Джейн медленно опускает ладонь и говорит:
– Я.
Ступни Огаст ударяются о пол.
– Я Бию, – продолжает Джейн. Огаст слепо тянется вперед и хватается за куртку Джейн, наблюдая за ее лицом, держась за нее, пока она путешествует обратно в свои воспоминания. – Так меня зовут – так меня назвали родители. Су Бию. Я была самой старшей, мои сестры и я, мы… съедали весь фа сунг сонг[26]
еще до того, как заканчивалось празднование Нового года, поэтому мой папа прятал его на холодильник в банку для шитья, но я всегда знала, где он, и он всегда знал, что я его крала, потому что он чуял, как от меня пахнет… арахисом.Огаст сильнее сжимает ткань куртки. Музыка продолжает играть. Она думает о штормовых приливах, о волнах и стенах воды и держится крепче, чувствует, как они надвигаются, прижимая ступни к полу.
– Его имя, Джейн, – говорит она, резко и поразительно протрезвев. – Скажи мне его имя.

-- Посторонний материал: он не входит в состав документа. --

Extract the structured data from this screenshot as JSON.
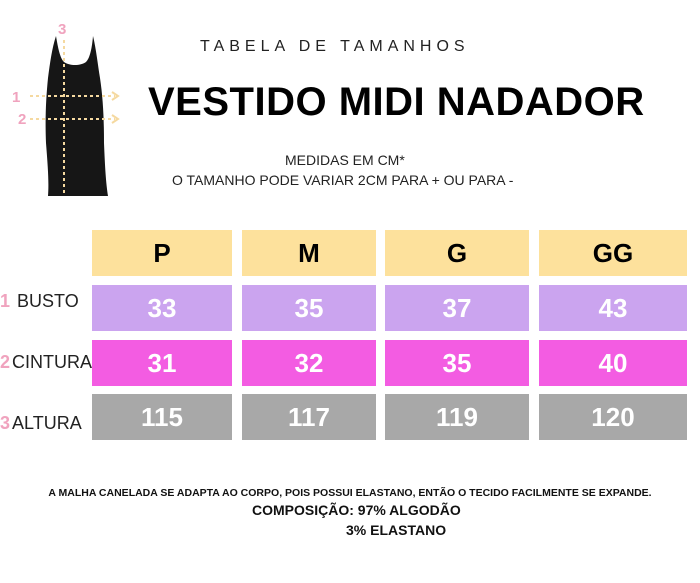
{
  "header": {
    "subtitle": "TABELA DE TAMANHOS",
    "title": "VESTIDO MIDI NADADOR",
    "note_line1": "MEDIDAS EM CM*",
    "note_line2": "O TAMANHO PODE VARIAR 2CM PARA + OU PARA -"
  },
  "figure": {
    "markers": [
      "1",
      "2",
      "3"
    ],
    "colors": {
      "dress": "#161616",
      "marker": "#f0a3be",
      "arrow": "#f5d9a0"
    }
  },
  "table": {
    "sizes": [
      "P",
      "M",
      "G",
      "GG"
    ],
    "rows": [
      {
        "num": "1",
        "label": " BUSTO",
        "values": [
          "33",
          "35",
          "37",
          "43"
        ]
      },
      {
        "num": "2",
        "label": "CINTURA",
        "values": [
          "31",
          "32",
          "35",
          "40"
        ]
      },
      {
        "num": "3",
        "label": "ALTURA",
        "values": [
          "115",
          "117",
          "119",
          "120"
        ]
      }
    ],
    "colors": {
      "header": "#fde19c",
      "row1": "#cba4ef",
      "row2": "#f35ce2",
      "row3": "#a8a8a8"
    }
  },
  "footer": {
    "line1": "A MALHA CANELADA SE ADAPTA AO CORPO, POIS POSSUI ELASTANO, ENTÃO O TECIDO FACILMENTE SE EXPANDE.",
    "line2": "COMPOSIÇÃO: 97% ALGODÃO",
    "line3": "3% ELASTANO"
  }
}
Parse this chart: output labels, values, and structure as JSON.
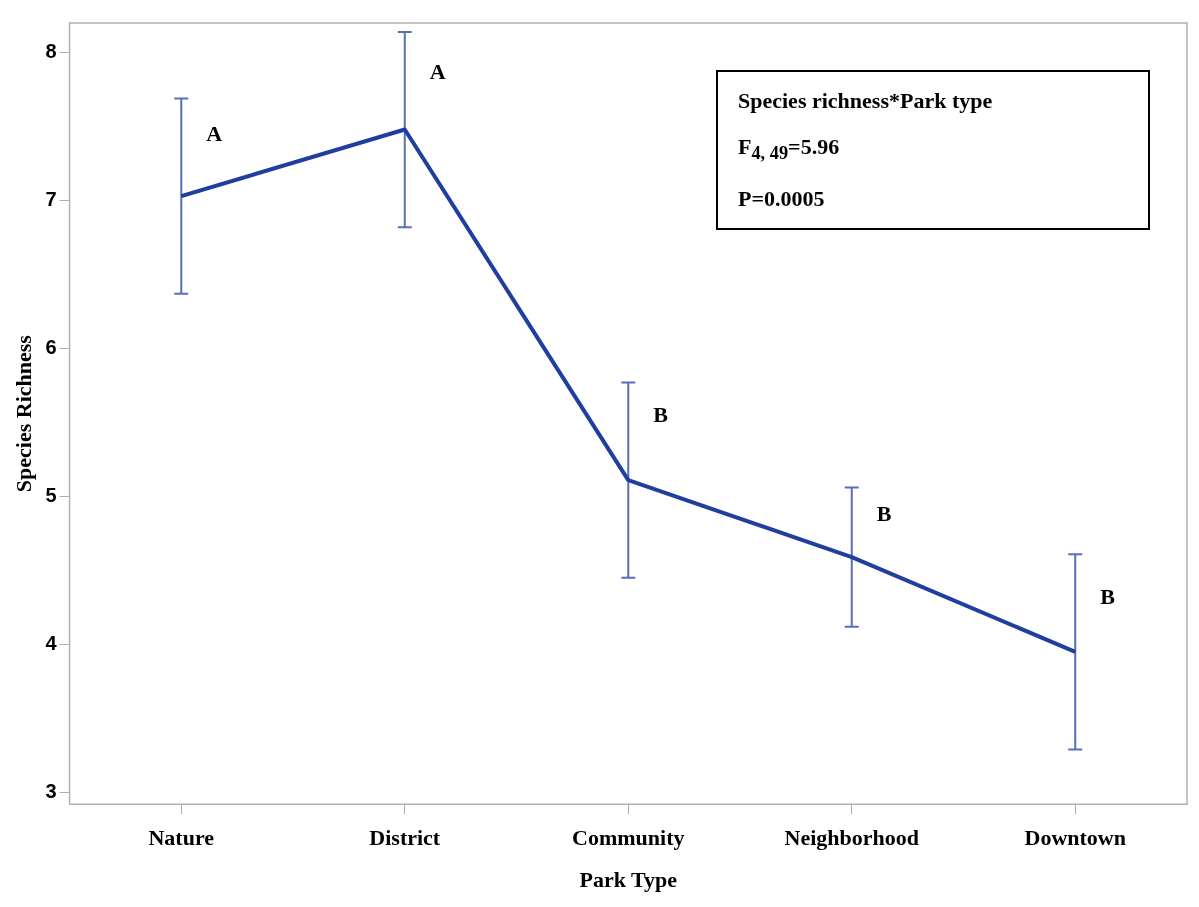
{
  "chart_data": {
    "type": "line",
    "xlabel": "Park Type",
    "ylabel": "Species Richness",
    "categories": [
      "Nature",
      "District",
      "Community",
      "Neighborhood",
      "Downtown"
    ],
    "series": [
      {
        "color": "#1f3fa0",
        "values": [
          7.03,
          7.48,
          5.11,
          4.59,
          3.95
        ],
        "errors": [
          0.66,
          0.66,
          0.66,
          0.47,
          0.66
        ]
      }
    ],
    "ylim": [
      2.92,
      8.2
    ],
    "yticks": [
      3,
      4,
      5,
      6,
      7,
      8
    ],
    "grid": false,
    "legend": false,
    "marker": "none",
    "line_style": "solid",
    "annotations": [
      {
        "text": "A",
        "x": "Nature",
        "y": 7.44
      },
      {
        "text": "A",
        "x": "District",
        "y": 7.86
      },
      {
        "text": "B",
        "x": "Community",
        "y": 5.54
      },
      {
        "text": "B",
        "x": "Neighborhood",
        "y": 4.87
      },
      {
        "text": "B",
        "x": "Downtown",
        "y": 4.31
      },
      "Species richness*Park type",
      "F$_{4, 49}$=5.96",
      "P=0.0005"
    ]
  }
}
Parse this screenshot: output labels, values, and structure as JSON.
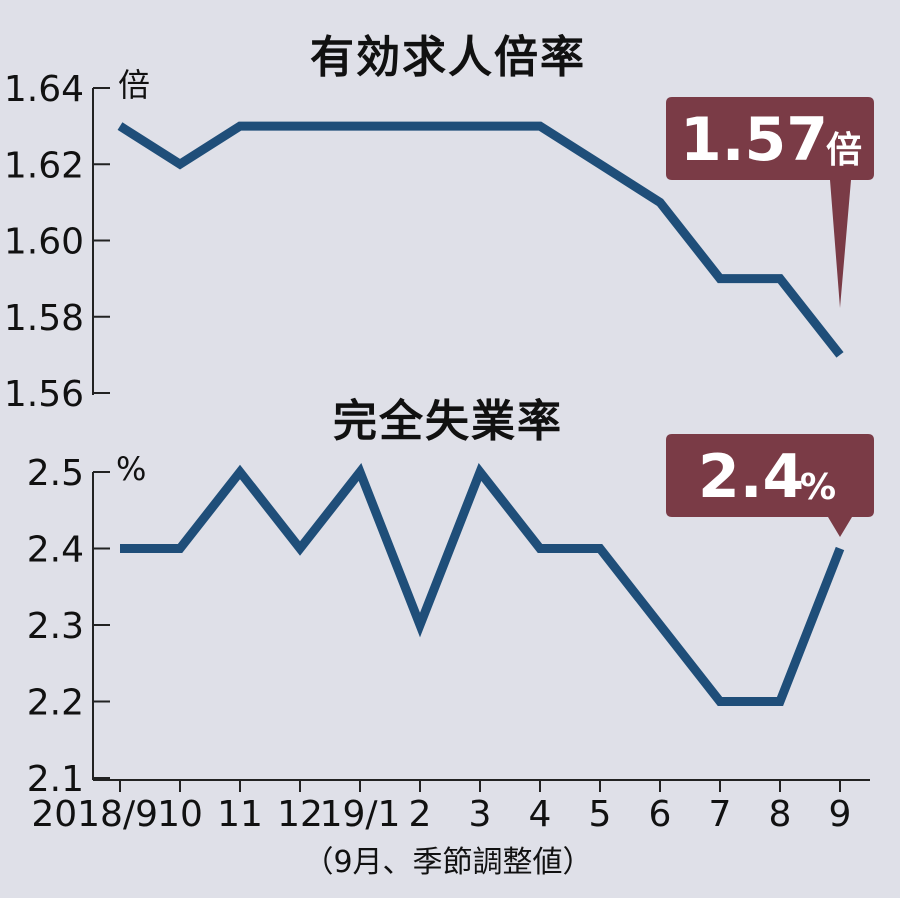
{
  "chart_data": [
    {
      "type": "line",
      "title": "有効求人倍率",
      "unit": "倍",
      "x": [
        "2018/9",
        "10",
        "11",
        "12",
        "19/1",
        "2",
        "3",
        "4",
        "5",
        "6",
        "7",
        "8",
        "9"
      ],
      "values": [
        1.63,
        1.62,
        1.63,
        1.63,
        1.63,
        1.63,
        1.63,
        1.63,
        1.62,
        1.61,
        1.59,
        1.59,
        1.57
      ],
      "ylim": [
        1.56,
        1.64
      ],
      "yticks": [
        "1.64",
        "1.62",
        "1.60",
        "1.58",
        "1.56"
      ],
      "callout_value": "1.57",
      "callout_unit": "倍",
      "color": "#1f4e79"
    },
    {
      "type": "line",
      "title": "完全失業率",
      "unit": "%",
      "x": [
        "2018/9",
        "10",
        "11",
        "12",
        "19/1",
        "2",
        "3",
        "4",
        "5",
        "6",
        "7",
        "8",
        "9"
      ],
      "values": [
        2.4,
        2.4,
        2.5,
        2.4,
        2.5,
        2.3,
        2.5,
        2.4,
        2.4,
        2.3,
        2.2,
        2.2,
        2.4
      ],
      "ylim": [
        2.1,
        2.5
      ],
      "yticks": [
        "2.5",
        "2.4",
        "2.3",
        "2.2",
        "2.1"
      ],
      "callout_value": "2.4",
      "callout_unit": "%",
      "color": "#1f4e79"
    }
  ],
  "note": "（9月、季節調整値）",
  "callout_color": "#7a3b46"
}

– Байминг, – говорит она. – Моя мама – Маргарет. Они владеют… рестораном. В Чайнатауне.
– Здесь?
– Нет… нет. В Сан-Франциско. Вот я откуда. Мы жили над рестораном в маленькой квартире, и обои на кухне были зелено-золотыми, и мы с моими сестрами жили в одной комнате, и у нас… у нас была кошка. У нас была кошка, горшок с цветами у входной двери и фотографии рядом с телефоном.
– Ясно, – говорит Огаст. – Что еще ты помнишь?
– Кажется… – На ее лице появляется улыбка, благоговейная и отстраненная. – Кажется, я помню все.
9
Вечеринка закончилась. Огаст сидит в поезде уже пять часов с блестками в волосах, с долларовыми купюрами на воротнике Джейн, катаясь по линии и слушая поток ее воспоминаний. Они наблюдали, как солнце встает над Ист-Ривер, с первыми пассажирами этого дня, делали уйму записей на диктофон в телефоне Огаст, ждали, когда вернется Нико с подбадривающей улыбкой, двумя стаканами кофе и стопкой чистых листов.
Огаст записывает, Джейн говорит, и они, зажатые между полусонными растаманами и матерями троих детей, восстанавливают всю жизнь с самого начала. И ни разу, даже когда она пригласила Джейн на свидание, даже когда они впервые поцеловались, Огаст не хотелось так сильно, как сейчас, чтобы Джейн могла выйти из гребаного метро.
– Барбара, – говорит Джейн. – Мне было два года, когда родилась моя сестра Барбара. Бетти появилась через год. Мои родители только мне дали китайское имя, потому что я была самой старшей, и они не хотели никаких проблем для моих сестер. Они всегда мне говорили: «Бию, присматривай за девочками». А я их бросила. Это… черт возьми. Я забыла о них. Я их бросила.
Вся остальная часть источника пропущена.